Giving IV Mg++ Without A Serum Level?

Nurses General Nursing

Published

Hello to all the wonderful nurses out there!! I would REALLY appreciate your individual standard of care, that you follow, to:

WOULD YOU GIVE IV MAGNESIUM TO A PATIENT WITHOUT ANY PRIOR

SERUM LEVEL?:rolleyes:

I'm referring to a clinical situation in which the patient is

stable, and not monitored.

Thank-you. Blessings, Leslie

Specializes in Anesthesia.

In certain situations, most definitely. The most obvious of these situations that comes to mind is during a code where two grams of MgSO4 is a part of the ACLS protocol for torsades de pointes and refractory Vfib.
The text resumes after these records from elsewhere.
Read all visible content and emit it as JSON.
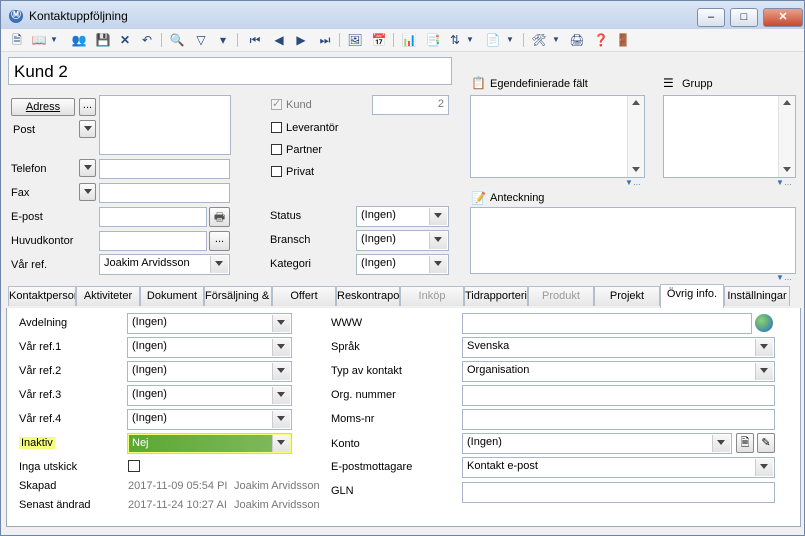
{
  "window": {
    "title": "Kontaktuppföljning"
  },
  "customer_name": "Kund 2",
  "left": {
    "adress_button": "Adress",
    "browse": "...",
    "post_label": "Post",
    "telefon_label": "Telefon",
    "fax_label": "Fax",
    "epost_label": "E-post",
    "huvudkontor_label": "Huvudkontor",
    "var_ref_label": "Vår ref.",
    "var_ref_value": "Joakim Arvidsson"
  },
  "middle": {
    "kund_label": "Kund",
    "kund_number": "2",
    "leverantor_label": "Leverantör",
    "partner_label": "Partner",
    "privat_label": "Privat",
    "status_label": "Status",
    "status_value": "(Ingen)",
    "bransch_label": "Bransch",
    "bransch_value": "(Ingen)",
    "kategori_label": "Kategori",
    "kategori_value": "(Ingen)"
  },
  "right": {
    "egen_label": "Egendefinierade fält",
    "grupp_label": "Grupp",
    "anteckning_label": "Anteckning"
  },
  "tabs": [
    {
      "label": "Kontaktpersoner"
    },
    {
      "label": "Aktiviteter"
    },
    {
      "label": "Dokument"
    },
    {
      "label": "Försäljning & Marknad"
    },
    {
      "label": "Offert"
    },
    {
      "label": "Reskontraposter"
    },
    {
      "label": "Inköp"
    },
    {
      "label": "Tidrapportering"
    },
    {
      "label": "Produkt"
    },
    {
      "label": "Projekt"
    },
    {
      "label": "Övrig info."
    },
    {
      "label": "Inställningar"
    }
  ],
  "ovrig": {
    "avdelning_label": "Avdelning",
    "avdelning_value": "(Ingen)",
    "var_ref1_label": "Vår ref.1",
    "var_ref1_value": "(Ingen)",
    "var_ref2_label": "Vår ref.2",
    "var_ref2_value": "(Ingen)",
    "var_ref3_label": "Vår ref.3",
    "var_ref3_value": "(Ingen)",
    "var_ref4_label": "Vår ref.4",
    "var_ref4_value": "(Ingen)",
    "inaktiv_label": "Inaktiv",
    "inaktiv_value": "Nej",
    "inga_utskick_label": "Inga utskick",
    "skapad_label": "Skapad",
    "skapad_date": "2017-11-09 05:54 PI",
    "skapad_user": "Joakim Arvidsson",
    "senast_label": "Senast ändrad",
    "senast_date": "2017-11-24 10:27 AI",
    "senast_user": "Joakim Arvidsson",
    "www_label": "WWW",
    "sprak_label": "Språk",
    "sprak_value": "Svenska",
    "typ_label": "Typ av kontakt",
    "typ_value": "Organisation",
    "org_label": "Org. nummer",
    "moms_label": "Moms-nr",
    "konto_label": "Konto",
    "konto_value": "(Ingen)",
    "epostmottagare_label": "E-postmottagare",
    "epostmottagare_value": "Kontakt e-post",
    "gln_label": "GLN"
  },
  "colors": {
    "highlight": "#f6ff7a",
    "selection": "#5aa832"
  }
}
In certain situations, most definitely. The most obvious of these situations that comes to mind is during a code where two grams of MgSO4 is a part of the ACLS protocol for torsades de pointes and refractory Vfib.

Lou, thank-you so much for your response. What about if the pt. is not monitored, and is stable. Leslie

Specializes in Neurology, Neurosurgerical & Trauma ICU.

That depends...what are they in for???? How much Mg are we talking about here??? There's a big difference between giving 2 grams as opposed to, let's say, 6 grams.

But, truth be told, yes, I would be more comfortable in having a serum Mag. level before giving a supplement. It's a simple add on to a BMP...why not just call the lab? It's part of our standard labs.

In most cases, yes, I would feel comfortable giving it without a previous serum level. Magnesium is a relatively safe drug to give...in that I mean that it takes a lot of supplemental magnesium to accumulate to a toxic level. I have often given it without knowing their mag level.

I agree with RNLou. However it is always best to have the numbers; especially if given as as suppliment.

i'm just curious what the indication was to give mag like a shot in the dark (malnourished unresponsive pt smells like booze now in a lethal rhythm = 2 grams u bet). stat labs only take minutes....and torsades is really the only indication to give the med without labs (with otherwise stable pt using acls and did you just start tikosyn? or the aforementioned drunk).

would you give:

potassium to a pt without labs...even if he was a gi bleed and pouring out of his chest tubes?....nope.....you'd just be on labs all night and treating numbers and volume.

albumin to a pt without labs or pressures?...umm nope again...lab lab loab only takes a second.

I work in a CTICU and we give Mag to patients who are having frequent PACs, PVCs, or develop atrial fib.

Specializes in Anesthesia.

Forgot to say that OB nurses would be some good ones to ask about this since mag is a common drug used during premature labor, preeclampsia, etc. I was on mag for quite a long time during my last pregnancy. I was bleeding with placenta previa, and I know when I got my first bolus of mag and was initially started on the drip the labs couldn't have even been back yet. The situation was emergent however, and my baby's life, and my life too, depended on getting that bleeding and contractions stopped.

If there is time, if we are not talking about an emergent situation, then I would say that best practice would dictate getting a mag level first.

learning the system here...bummer post

i work in a cticu and we give mag to patients who are having frequent pacs, pvcs, or develop atrial fib.

i fell pretty comfortable with indications, but thanks for the review.

my question is how do i correct a metabolic disorder without objective data. why give mag without knowing a level to a pt with a k of 7.2 (without knowing the level) to correct his ectopy?

my evolving mi pt might need mag...he might need k....he might need dialysis. i'm a lot of things to a lot of people...but i am not psychic. i draw labs when i see changes.

As an OB nurse, I would/do give Mag without knowing the baseline level before I start it....but it will certainly be in the works having been drawn with the rest of a chem panel. And as soon as I get the level, I'm comparing it to norms and where we want it therapeutically for PTL.

If I've got a pt actively contracting, I'm not going to draw the level, wait for the result, THEN start the gtt. That wait can mean the difference between preterm delivery and staving off further dilatation.

When our pt's are on Mag gtts, their levels are drawn q 6 hr for therapeutic balances and ensuring they don't go into toxicity. DTR, RR, etc. is also a part of hourly assessment of a Mag gtt pt.

Mag is also used for PIH/preeclamptic pt's and the same applies.